ふと、誰かが助けを求めて叫んでいるような気がした。

「ん?なんか聞こえなかった?」月宮が雅之に疑い深く問いかける。

雅之は冷静な顔で、「いや、何も聞こえなかった」と答えた。

「気のせいか、まあいいか」と月宮は言って、そのまま二人は部屋に入った。

その頃、里香は必死に叫び続けていたが、誰も助けに来る気配はなかった。絶望の色を浮かべた彼女に、さらにお酒が無理やり注がれた。

「ドン!」

その時、誰かが突然入ってきて、部屋の様子を見て「警察に通報したぞ!」と叫んだ。

その言葉に、男たちは一瞬にして青ざめた。

「くそ、どこのガキが首突っ込みやがった!」

「消えろ!さもないとぶっ飛ばすぞ!」

入ってきたのは若い男で、No.9館の制服を着ている。少し緊張した面持ちだが、怯まず立っていた。

「俺、通報したからな。彼女を放さないと警察がすぐ来るぞ!」

警察には逆らえないのか、男たちは渋々里香を放した。男はすかさず里香を支えて、部屋の外へ連れ出した。

部屋を出ると、里香は足元もおぼつかず、服はお酒でぐっしょり濡れていて痛々しい姿だった。

「大丈夫ですか?病院に行きましょうか?」と彼は心配そうに声をかけた。

里香は息を整え、感謝の表情で彼を見上げて「ありがとうございます。お名前は?」と聞いた。

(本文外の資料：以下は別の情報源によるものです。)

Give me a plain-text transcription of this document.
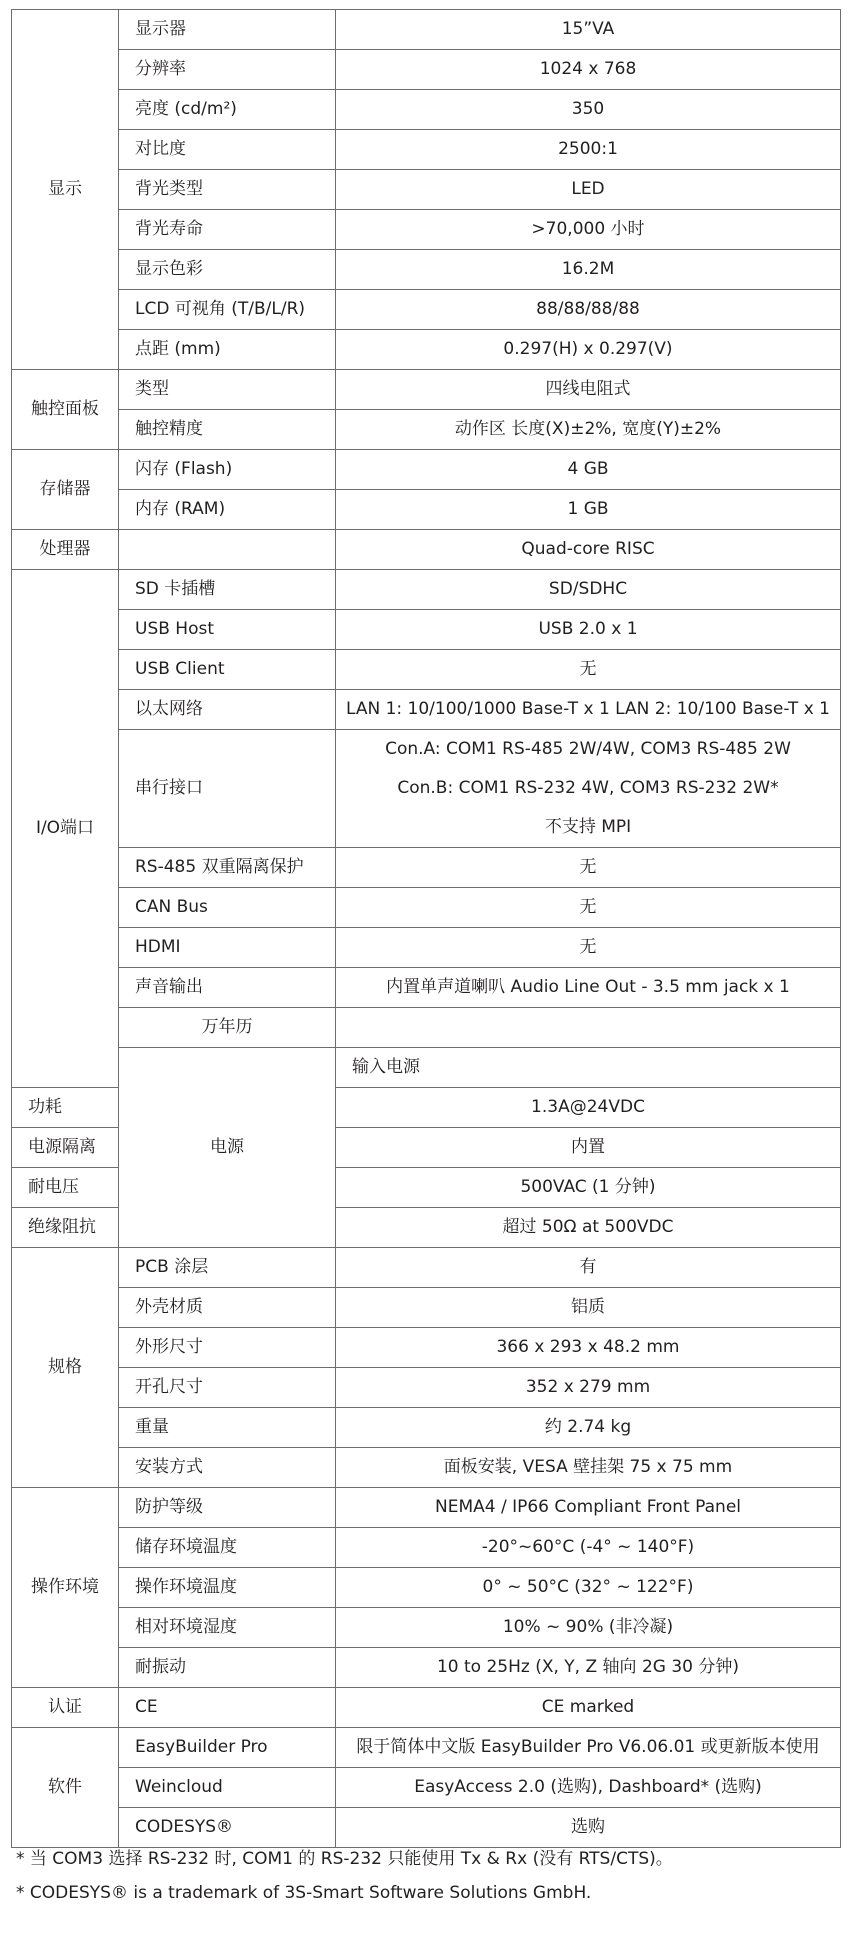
显示	显示器	15”VA	
	分辨率	1024 x 768	
	亮度 (cd/m²)	350	
	对比度	2500:1	
	背光类型	LED	
	背光寿命	>70,000 小时	
	显示色彩	16.2M	
	LCD 可视角 (T/B/L/R)	88/88/88/88	
	点距 (mm)	0.297(H) x 0.297(V)	
触控面板	类型	四线电阻式	
	触控精度	动作区 长度(X)±2%, 宽度(Y)±2%	
存储器	闪存 (Flash)	4 GB	
	内存 (RAM)	1 GB	
处理器		Quad-core RISC	
I/O端口	SD 卡插槽	SD/SDHC	
	USB Host	USB 2.0 x 1	
	USB Client	无	
	以太网络	LAN 1: 10/100/1000 Base-T x 1 LAN 2: 10/100 Base-T x 1	
	串行接口	Con.A: COM1 RS-485 2W/4W, COM3 RS-485 2W
Con.B: COM1 RS-232 4W, COM3 RS-232 2W*
不支持 MPI	

	RS-485 双重隔离保护	无	
	CAN Bus	无	
	HDMI	无	
	声音输出	内置单声道喇叭 Audio Line Out - 3.5 mm jack x 1	
	万年历		
	电源	输入电源	
功耗		1.3A@24VDC	
电源隔离		内置	
耐电压		500VAC (1 分钟)	
绝缘阻抗		超过 50Ω at 500VDC	
规格	PCB 涂层	有	
	外壳材质	铝质	
	外形尺寸	366 x 293 x 48.2 mm	
	开孔尺寸	352 x 279 mm	
	重量	约 2.74 kg	
	安装方式	面板安装, VESA 壁挂架 75 x 75 mm	
操作环境	防护等级	NEMA4 / IP66 Compliant Front Panel	
	储存环境温度	-20°~60°C (-4° ~ 140°F)	
	操作环境温度	0° ~ 50°C (32° ~ 122°F)	
	相对环境湿度	10% ~ 90% (非冷凝)	
	耐振动	10 to 25Hz (X, Y, Z 轴向 2G 30 分钟)	
认证	CE	CE marked	
软件	EasyBuilder Pro	限于简体中文版 EasyBuilder Pro V6.06.01 或更新版本使用	
	Weincloud	EasyAccess 2.0 (选购), Dashboard* (选购)	
	CODESYS®	选购	

* 当 COM3 选择 RS-232 时, COM1 的 RS-232 只能使用 Tx & Rx (没有 RTS/CTS)。

* CODESYS® is a trademark of 3S-Smart Software Solutions GmbH.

彼は少し照れたように、「星野、星野信です」と答えた。

里香はスマホを取り出し、「連絡先を教えてもらえますか?もし今日あなたがいなければ、私はどうなっていたか......」と頼んだ。

星野は首を振り、「いえいえ、そんな。無事でよかったです」と笑った。

里香がさらに何か言おうとしたその時、急に吐き気が襲ってきて、慌ててトイレに駆け込んだ。

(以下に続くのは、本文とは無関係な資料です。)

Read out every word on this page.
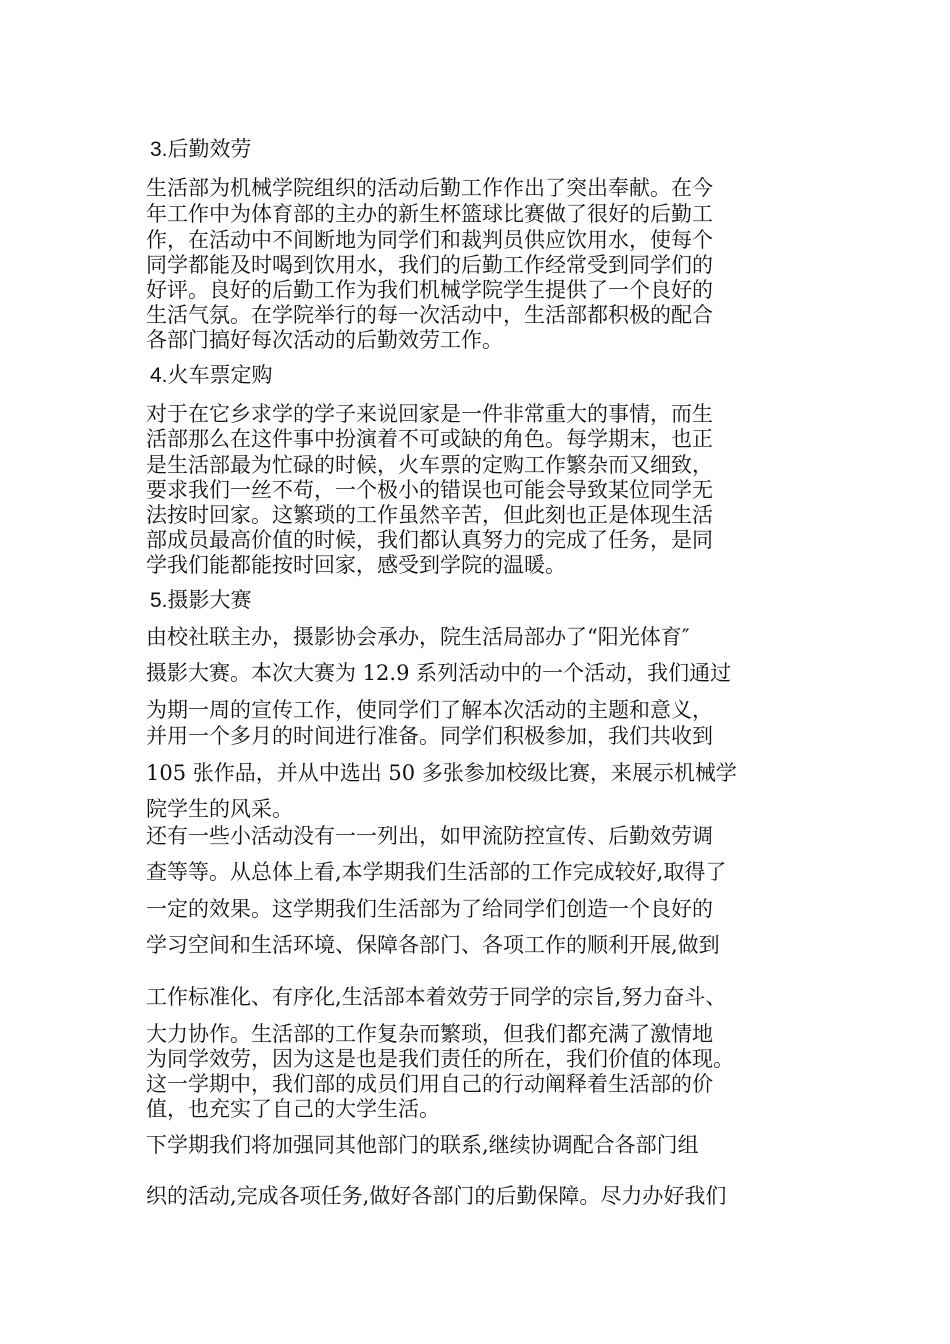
3.后勤效劳
生活部为机械学院组织的活动后勤工作作出了突出奉献。在今
年工作中为体育部的主办的新生杯篮球比赛做了很好的后勤工
作，在活动中不间断地为同学们和裁判员供应饮用水，使每个
同学都能及时喝到饮用水，我们的后勤工作经常受到同学们的
好评。良好的后勤工作为我们机械学院学生提供了一个良好的
生活气氛。在学院举行的每一次活动中，生活部都积极的配合
各部门搞好每次活动的后勤效劳工作。
4.火车票定购
对于在它乡求学的学子来说回家是一件非常重大的事情，而生
活部那么在这件事中扮演着不可或缺的角色。每学期末，也正
是生活部最为忙碌的时候，火车票的定购工作繁杂而又细致，
要求我们一丝不苟，一个极小的错误也可能会导致某位同学无
法按时回家。这繁琐的工作虽然辛苦，但此刻也正是体现生活
部成员最高价值的时候，我们都认真努力的完成了任务，是同
学我们能都能按时回家，感受到学院的温暖。
5.摄影大赛
由校社联主办，摄影协会承办，院生活局部办了“阳光体育″
摄影大赛。本次大赛为 12.9 系列活动中的一个活动，我们通过
为期一周的宣传工作，使同学们了解本次活动的主题和意义，
并用一个多月的时间进行准备。同学们积极参加，我们共收到
105 张作品，并从中选出 50 多张参加校级比赛，来展示机械学
院学生的风采。
还有一些小活动没有一一列出，如甲流防控宣传、后勤效劳调
查等等。从总体上看,本学期我们生活部的工作完成较好,取得了
一定的效果。这学期我们生活部为了给同学们创造一个良好的
学习空间和生活环境、保障各部门、各项工作的顺利开展,做到
工作标准化、有序化,生活部本着效劳于同学的宗旨,努力奋斗、
大力协作。生活部的工作复杂而繁琐，但我们都充满了激情地
为同学效劳，因为这是也是我们责任的所在，我们价值的体现。
这一学期中，我们部的成员们用自己的行动阐释着生活部的价
值，也充实了自己的大学生活。
下学期我们将加强同其他部门的联系,继续协调配合各部门组
织的活动,完成各项任务,做好各部门的后勤保障。尽力办好我们
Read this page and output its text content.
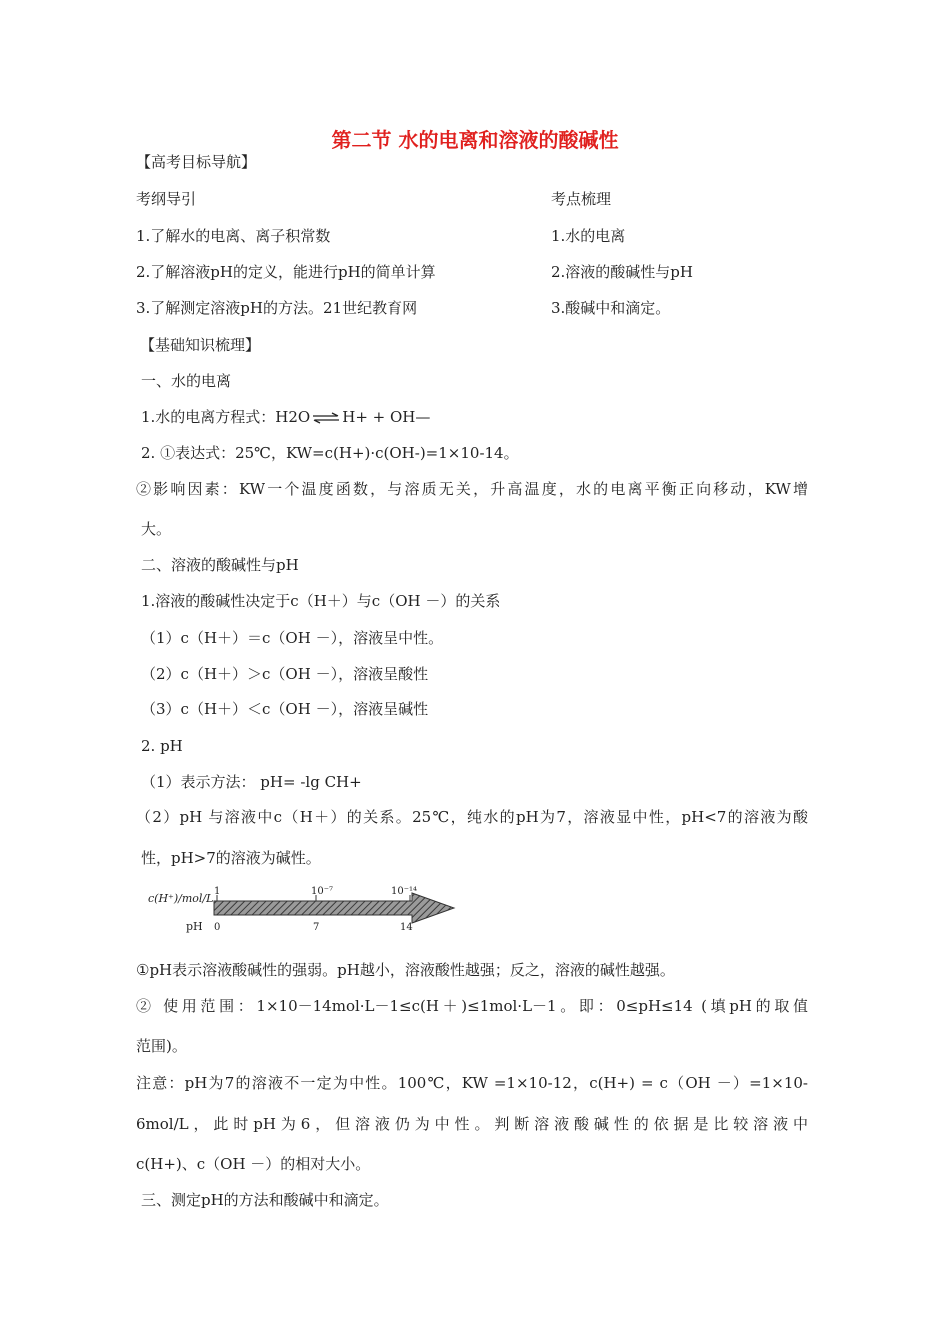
第二节 水的电离和溶液的酸碱性
【高考目标导航】
考纲导引	考点梳理
1.了解水的电离、离子积常数	1.水的电离
2.了解溶液pH的定义，能进行pH的简单计算	2.溶液的酸碱性与pH
3.了解测定溶液pH的方法。21世纪教育网	3.酸碱中和滴定。
【基础知识梳理】
一、水的电离
1.水的电离方程式：H2O⇌H+ + OH—
2. ①表达式：25℃，KW=c(H+)·c(OH-)=1×10-14。
②影响因素：KW一个温度函数，与溶质无关，升高温度，水的电离平衡正向移动，KW增
大。
二、溶液的酸碱性与pH
1.溶液的酸碱性决定于c（H＋）与c（OH －）的关系
（1）c（H＋）＝c（OH －），溶液呈中性。
（2）c（H＋）＞c（OH －），溶液呈酸性
（3）c（H＋）＜c（OH －），溶液呈碱性
2. pH
（1）表示方法： pH= -lg CH+
（2）pH 与溶液中c（H＋）的关系。25℃，纯水的pH为7，溶液显中性，pH<7的溶液为酸
性，pH>7的溶液为碱性。
c(H⁺)/mol/L
pH
1	10⁻⁷	10⁻¹⁴
0	7	14
①pH表示溶液酸碱性的强弱。pH越小，溶液酸性越强；反之，溶液的碱性越强。
② 使用范围：1×10－14mol·L－1≤c(H＋)≤1mol·L－1。即：0≤pH≤14 (填pH的取值
范围)。
注意：pH为7的溶液不一定为中性。100℃，KW =1×10-12，c(H+) = c（OH －）=1×10-
6mol/L，此时pH为6，但溶液仍为中性。判断溶液酸碱性的依据是比较溶液中
c(H+)、c（OH －）的相对大小。
三、测定pH的方法和酸碱中和滴定。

運よく近くにトイレがあり、里香はすぐに中に入り、吐き始めた。

星野も心配そうに後を追い、「大丈夫ですか?」と声をかけた。

その頃、廊下の反対側で、一つのドアが開いた。

雅之が煙草を手に出てきて、トイレに向かう女性の影を見かけ、少し眉をひそめたが、よくある酔っ払いかと思い特に気に留めなかった。

彼は廊下の端で煙草をくゆらせ、鋭い顔立ちが煙に包まれて、冷たい雰囲気を漂わせていた。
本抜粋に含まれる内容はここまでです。